Il Taranto ha evitato la liquidazione giudiziale anche se non è escluso che possa avvenire in un prossimo futuro. In Camera di Consiglio si è deciso di estinguere la procedura disponendo la trasmissione della stessa alla Procura della Repubblica che, nel corso delle prossime settimane, valuterà se emettere eventuali provvedimenti nei confronti del club per via di un debito erariale di oltre un milione e mezzo di euro.
I magistrati riunitisi in Camera di Consiglio hanno preso atto della mancata volontà da parte del legale di un creditore di accordarsi nuovamente con il Taranto FC 1927 per spalmare il credito in questione nell’arco dei successivi due mesi. Secondo quanto riporta Il Quotidiano, la somma destinata è stata riconosciuta dal club di Massimo Giove in prossimità del termine dell’udienza, tanto che la controparte avrebbe inviato regolare rinuncia alla procedura.

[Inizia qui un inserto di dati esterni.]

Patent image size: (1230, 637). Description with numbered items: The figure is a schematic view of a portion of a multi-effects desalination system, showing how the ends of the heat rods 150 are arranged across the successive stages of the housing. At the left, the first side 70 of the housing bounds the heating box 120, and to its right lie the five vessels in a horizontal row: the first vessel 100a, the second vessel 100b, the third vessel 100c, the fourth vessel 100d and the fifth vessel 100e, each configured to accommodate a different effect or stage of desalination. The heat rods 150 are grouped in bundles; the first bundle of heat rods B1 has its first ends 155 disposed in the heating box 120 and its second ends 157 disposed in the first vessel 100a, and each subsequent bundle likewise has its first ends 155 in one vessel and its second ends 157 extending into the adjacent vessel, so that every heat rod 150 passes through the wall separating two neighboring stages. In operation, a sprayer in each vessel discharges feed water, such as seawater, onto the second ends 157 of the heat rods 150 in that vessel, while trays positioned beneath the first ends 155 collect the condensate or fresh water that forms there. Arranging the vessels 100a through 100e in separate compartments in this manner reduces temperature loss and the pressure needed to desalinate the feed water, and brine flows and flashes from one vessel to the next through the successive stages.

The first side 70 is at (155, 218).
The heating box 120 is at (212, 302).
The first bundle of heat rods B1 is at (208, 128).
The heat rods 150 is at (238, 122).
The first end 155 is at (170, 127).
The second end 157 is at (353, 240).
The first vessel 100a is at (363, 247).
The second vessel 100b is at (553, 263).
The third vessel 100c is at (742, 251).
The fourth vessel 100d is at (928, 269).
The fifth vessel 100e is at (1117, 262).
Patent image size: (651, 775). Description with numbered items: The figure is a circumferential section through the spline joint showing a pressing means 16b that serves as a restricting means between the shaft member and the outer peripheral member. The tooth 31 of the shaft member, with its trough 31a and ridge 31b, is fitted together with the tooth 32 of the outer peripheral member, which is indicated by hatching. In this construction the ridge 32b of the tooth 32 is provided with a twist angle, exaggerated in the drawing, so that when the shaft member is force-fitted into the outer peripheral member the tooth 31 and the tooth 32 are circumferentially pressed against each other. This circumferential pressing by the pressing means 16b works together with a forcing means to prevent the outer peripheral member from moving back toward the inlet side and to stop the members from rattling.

La Camera di Consiglio si era comunque già riunita per decidere il futuro societario che passa nelle mani della Procura che opterà per il dà farsi. Il Taranto ha evitato il fallimento, al momento. E secondo le ultime indiscrezioni sempre del Quotidiano, il club sarebbe anche pronto a ricorrere ai vari gradi di giudizio contro l’esclusione dal campionato di Serie C in quanto certo di aver soddisfatto le voci di pagamento in questione con tanto di responso da parte dell’Agenzia delle Entrate.
Le possibilità in questione si rispecchiano in: Collegio di Garanzia del Coni, Tar del Lazio e Consiglio di Stato. Nonostante l’esclusione, il mantenimento del titolo sportivo continua a far parlare ancora delle vicende legate al Taranto.